After hearing that Bell disqualified her from protection based on her ethnicity, Evelin commented: “It’s unfair. It’s unjust. He needs to remember we are all humans.” Michael Moore, president of the National District Attorneys Association (NDAA), agreed, telling Latin Times: “I can’t even find the words to describe [what Bell reportedly did] . . . unprofessional is enough … despicable might be close.” Moore suggested that if Bell were an NDAA member he’d be subject to expulsion.

If you were expecting the federal government to denounce Bell’s policy, you’ll be disappointed.

U.S. Citizenship and Immigration Services administers U visas. It had at least two opportunities to condemn Bell’s racist policy, but the agency has chosen to stay silent. USCIS instead feebly pointed journalists to a website explaining that visa certifications are left to the discretion of prosecutors and law enforcement. But Bell’s decision has nothing to do with the lawful exercise of discretion: It is blatant ethnic discrimination that USCIS and federal civil rights officials should have condemned in the strongest terms.

The Obama administration needs to make amends, go into affected communities, and show that it cares about immigrant crime victims wherever they live.

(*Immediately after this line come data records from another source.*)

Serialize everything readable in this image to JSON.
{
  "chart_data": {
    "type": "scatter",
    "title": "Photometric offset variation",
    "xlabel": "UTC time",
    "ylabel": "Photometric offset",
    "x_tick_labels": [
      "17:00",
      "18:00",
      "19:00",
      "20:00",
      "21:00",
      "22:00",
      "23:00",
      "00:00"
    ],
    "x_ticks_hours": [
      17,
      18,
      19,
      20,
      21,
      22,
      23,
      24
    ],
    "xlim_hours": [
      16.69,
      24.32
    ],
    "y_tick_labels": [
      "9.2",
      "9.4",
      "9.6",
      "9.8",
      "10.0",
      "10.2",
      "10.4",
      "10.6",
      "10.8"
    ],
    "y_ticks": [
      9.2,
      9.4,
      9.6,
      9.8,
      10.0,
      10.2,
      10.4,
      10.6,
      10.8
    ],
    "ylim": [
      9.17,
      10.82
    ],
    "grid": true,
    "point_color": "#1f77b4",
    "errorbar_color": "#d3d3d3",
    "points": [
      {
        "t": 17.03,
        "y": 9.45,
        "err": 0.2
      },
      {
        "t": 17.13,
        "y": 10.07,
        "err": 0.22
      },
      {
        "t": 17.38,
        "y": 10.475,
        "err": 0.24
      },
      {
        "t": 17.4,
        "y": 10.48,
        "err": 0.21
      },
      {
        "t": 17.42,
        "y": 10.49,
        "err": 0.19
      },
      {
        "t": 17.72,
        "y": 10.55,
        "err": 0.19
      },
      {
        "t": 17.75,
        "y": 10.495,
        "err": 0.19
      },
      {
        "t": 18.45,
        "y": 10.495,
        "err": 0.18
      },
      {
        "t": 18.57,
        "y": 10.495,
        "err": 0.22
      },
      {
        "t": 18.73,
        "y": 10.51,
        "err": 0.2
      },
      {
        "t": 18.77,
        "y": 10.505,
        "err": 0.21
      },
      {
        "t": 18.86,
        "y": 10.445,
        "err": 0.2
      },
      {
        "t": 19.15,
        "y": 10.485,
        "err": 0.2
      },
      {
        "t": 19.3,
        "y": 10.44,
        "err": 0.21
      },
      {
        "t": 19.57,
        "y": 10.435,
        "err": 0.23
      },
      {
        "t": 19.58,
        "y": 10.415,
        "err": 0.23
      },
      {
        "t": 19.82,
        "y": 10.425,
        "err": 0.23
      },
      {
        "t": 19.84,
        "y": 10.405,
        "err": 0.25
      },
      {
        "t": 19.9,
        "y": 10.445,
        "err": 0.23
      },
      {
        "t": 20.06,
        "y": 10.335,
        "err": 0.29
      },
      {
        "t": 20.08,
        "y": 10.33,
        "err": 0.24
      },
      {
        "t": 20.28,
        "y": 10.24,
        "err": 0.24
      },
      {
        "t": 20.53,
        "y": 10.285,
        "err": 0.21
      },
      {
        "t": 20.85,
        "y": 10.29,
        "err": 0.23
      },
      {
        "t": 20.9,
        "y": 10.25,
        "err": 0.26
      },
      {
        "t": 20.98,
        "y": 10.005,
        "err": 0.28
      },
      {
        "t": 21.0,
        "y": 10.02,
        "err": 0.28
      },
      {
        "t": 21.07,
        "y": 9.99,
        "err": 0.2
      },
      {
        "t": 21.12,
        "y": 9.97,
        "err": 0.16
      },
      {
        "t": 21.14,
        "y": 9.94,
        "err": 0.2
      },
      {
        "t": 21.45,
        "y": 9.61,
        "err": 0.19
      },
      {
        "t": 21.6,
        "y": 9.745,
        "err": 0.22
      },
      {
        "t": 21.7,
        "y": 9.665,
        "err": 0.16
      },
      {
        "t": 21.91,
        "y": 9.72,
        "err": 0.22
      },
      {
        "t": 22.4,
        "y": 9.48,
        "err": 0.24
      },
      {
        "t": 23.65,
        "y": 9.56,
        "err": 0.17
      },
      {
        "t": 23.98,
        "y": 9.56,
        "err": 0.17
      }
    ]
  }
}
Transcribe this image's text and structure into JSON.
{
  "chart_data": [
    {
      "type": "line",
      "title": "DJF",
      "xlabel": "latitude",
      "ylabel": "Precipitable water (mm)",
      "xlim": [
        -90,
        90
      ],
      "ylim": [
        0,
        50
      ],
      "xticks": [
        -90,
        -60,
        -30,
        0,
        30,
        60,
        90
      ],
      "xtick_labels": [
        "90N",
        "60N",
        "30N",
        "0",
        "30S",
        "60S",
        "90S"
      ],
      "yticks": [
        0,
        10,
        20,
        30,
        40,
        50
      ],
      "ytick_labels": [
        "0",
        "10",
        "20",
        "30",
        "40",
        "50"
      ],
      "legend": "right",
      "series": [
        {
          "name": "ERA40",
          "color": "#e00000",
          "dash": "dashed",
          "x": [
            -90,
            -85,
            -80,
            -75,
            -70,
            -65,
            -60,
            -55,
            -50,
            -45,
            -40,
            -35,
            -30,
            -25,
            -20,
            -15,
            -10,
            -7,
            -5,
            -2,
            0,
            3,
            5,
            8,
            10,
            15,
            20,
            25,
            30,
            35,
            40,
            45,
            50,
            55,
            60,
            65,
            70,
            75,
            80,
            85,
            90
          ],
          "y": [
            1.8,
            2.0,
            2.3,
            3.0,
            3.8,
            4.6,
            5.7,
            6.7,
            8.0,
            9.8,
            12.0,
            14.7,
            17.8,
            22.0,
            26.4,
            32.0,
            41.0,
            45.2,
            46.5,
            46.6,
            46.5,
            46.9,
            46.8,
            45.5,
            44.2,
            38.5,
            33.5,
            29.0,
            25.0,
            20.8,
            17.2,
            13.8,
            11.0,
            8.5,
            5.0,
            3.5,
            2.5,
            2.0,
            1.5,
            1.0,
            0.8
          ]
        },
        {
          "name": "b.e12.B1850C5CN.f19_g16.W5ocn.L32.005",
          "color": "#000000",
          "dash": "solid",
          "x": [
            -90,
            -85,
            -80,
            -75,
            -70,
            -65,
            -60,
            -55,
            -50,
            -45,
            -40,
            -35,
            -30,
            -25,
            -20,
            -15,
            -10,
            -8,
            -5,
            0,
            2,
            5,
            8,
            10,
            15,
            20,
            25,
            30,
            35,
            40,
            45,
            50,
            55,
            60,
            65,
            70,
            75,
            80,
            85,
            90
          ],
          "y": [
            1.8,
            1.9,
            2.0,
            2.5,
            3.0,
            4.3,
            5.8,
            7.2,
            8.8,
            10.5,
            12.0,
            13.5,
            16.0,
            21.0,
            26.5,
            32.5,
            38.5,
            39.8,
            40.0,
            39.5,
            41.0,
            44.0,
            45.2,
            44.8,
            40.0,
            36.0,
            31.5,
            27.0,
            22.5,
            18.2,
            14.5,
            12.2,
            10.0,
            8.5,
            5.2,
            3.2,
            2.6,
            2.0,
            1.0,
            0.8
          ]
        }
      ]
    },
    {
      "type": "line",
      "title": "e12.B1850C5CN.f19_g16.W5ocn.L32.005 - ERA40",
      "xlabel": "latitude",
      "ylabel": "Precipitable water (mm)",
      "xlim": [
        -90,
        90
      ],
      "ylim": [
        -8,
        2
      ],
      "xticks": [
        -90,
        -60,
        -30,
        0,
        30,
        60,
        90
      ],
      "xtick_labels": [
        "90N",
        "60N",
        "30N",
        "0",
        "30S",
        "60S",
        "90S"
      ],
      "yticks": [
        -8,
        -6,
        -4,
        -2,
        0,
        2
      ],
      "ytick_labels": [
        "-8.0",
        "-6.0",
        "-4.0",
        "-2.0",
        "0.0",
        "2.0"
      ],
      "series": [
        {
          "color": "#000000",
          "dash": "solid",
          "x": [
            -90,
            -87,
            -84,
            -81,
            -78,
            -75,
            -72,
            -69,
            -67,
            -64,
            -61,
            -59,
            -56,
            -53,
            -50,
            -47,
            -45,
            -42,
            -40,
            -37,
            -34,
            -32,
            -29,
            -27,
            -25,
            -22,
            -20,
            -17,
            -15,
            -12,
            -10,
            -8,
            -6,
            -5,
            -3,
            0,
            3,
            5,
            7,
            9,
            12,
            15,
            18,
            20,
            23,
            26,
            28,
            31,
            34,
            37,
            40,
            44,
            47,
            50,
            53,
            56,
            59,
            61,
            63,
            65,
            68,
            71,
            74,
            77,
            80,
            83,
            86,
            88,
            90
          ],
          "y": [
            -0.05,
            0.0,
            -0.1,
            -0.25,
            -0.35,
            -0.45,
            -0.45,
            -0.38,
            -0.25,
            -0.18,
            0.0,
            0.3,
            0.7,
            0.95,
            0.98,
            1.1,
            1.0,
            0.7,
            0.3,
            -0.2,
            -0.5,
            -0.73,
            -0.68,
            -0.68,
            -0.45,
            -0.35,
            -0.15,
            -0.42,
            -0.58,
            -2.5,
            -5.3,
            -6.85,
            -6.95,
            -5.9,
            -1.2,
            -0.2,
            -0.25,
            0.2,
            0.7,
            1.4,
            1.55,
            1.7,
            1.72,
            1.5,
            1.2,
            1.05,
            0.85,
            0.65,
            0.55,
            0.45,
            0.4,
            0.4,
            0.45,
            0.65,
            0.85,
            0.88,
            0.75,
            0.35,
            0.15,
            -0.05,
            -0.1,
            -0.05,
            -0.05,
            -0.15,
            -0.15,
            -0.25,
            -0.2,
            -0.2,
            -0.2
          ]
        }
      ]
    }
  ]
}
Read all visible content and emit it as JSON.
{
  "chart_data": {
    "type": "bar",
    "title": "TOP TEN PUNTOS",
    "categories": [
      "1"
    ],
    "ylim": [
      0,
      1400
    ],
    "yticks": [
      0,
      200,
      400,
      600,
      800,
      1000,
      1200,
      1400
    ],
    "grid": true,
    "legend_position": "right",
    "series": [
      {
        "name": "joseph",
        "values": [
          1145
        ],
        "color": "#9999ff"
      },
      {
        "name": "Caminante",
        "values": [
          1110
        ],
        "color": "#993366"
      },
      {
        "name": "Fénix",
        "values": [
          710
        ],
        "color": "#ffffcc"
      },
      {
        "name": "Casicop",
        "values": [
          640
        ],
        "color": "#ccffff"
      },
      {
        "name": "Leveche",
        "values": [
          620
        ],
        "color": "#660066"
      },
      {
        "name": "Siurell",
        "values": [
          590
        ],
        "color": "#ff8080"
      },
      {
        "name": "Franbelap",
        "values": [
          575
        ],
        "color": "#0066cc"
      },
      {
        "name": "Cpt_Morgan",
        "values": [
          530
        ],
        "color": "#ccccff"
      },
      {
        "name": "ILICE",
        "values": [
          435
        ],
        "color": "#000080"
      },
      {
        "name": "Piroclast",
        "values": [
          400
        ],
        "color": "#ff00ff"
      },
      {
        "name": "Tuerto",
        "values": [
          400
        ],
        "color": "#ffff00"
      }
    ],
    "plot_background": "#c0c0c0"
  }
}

A study by the University of North Carolina-Chapel Hill School of Law Immigration/Human Rights Policy Clinic concluded based on survey results that “over 190 certifying agencies [for U visas] refuse to certify based on standards that seem to go beyond the scope of what was intended by Congress.” It criticized the “geography roulette” that determines whether a survivor gets protected. The DePaul University Asylum & Immigration Law Clinic similarly found that “the location of crime has increasingly played a major role in a victim’s access to justice as a result of disparate treatment of U certification.”

In other words, a whole bunch of jurisdictions are denying domestic-violence and other crime survivors’ U-visa certifications in cases despite their eligibility for such visas. Therefore, USCIS urgently needs to be more active in these locations, educating prosecutors and law enforcement agencies about U visas, as well as seeking certification alternatives in recalcitrant jurisdictions.

The UNC study also recommends that the Department of Homeland Security “issue new and/or revised policy memoranda and guidance to give clarity and greater definition regarding the scope of authority of certifying agencies and the parameters of acceptable practice.” New regulations are needed to end the disparate outcomes for similarly situated immigrant crime victims. Congress should also change the U-visa law to allow qualifying applicants who are wrongly refused certification to receive a U visa from USCIS.

USCIS needs to show that it’s taking Bell’s prejudiced policies seriously by working to eradicate all illegitimate obstacles to U-visa certification. The Obama administration must affirm that racism and national origin animus have no place in U.S. law or life and that it will leave no domestic-violence or other immigrant survivors of crime unprotected.

Evelin and countless others deserve no less.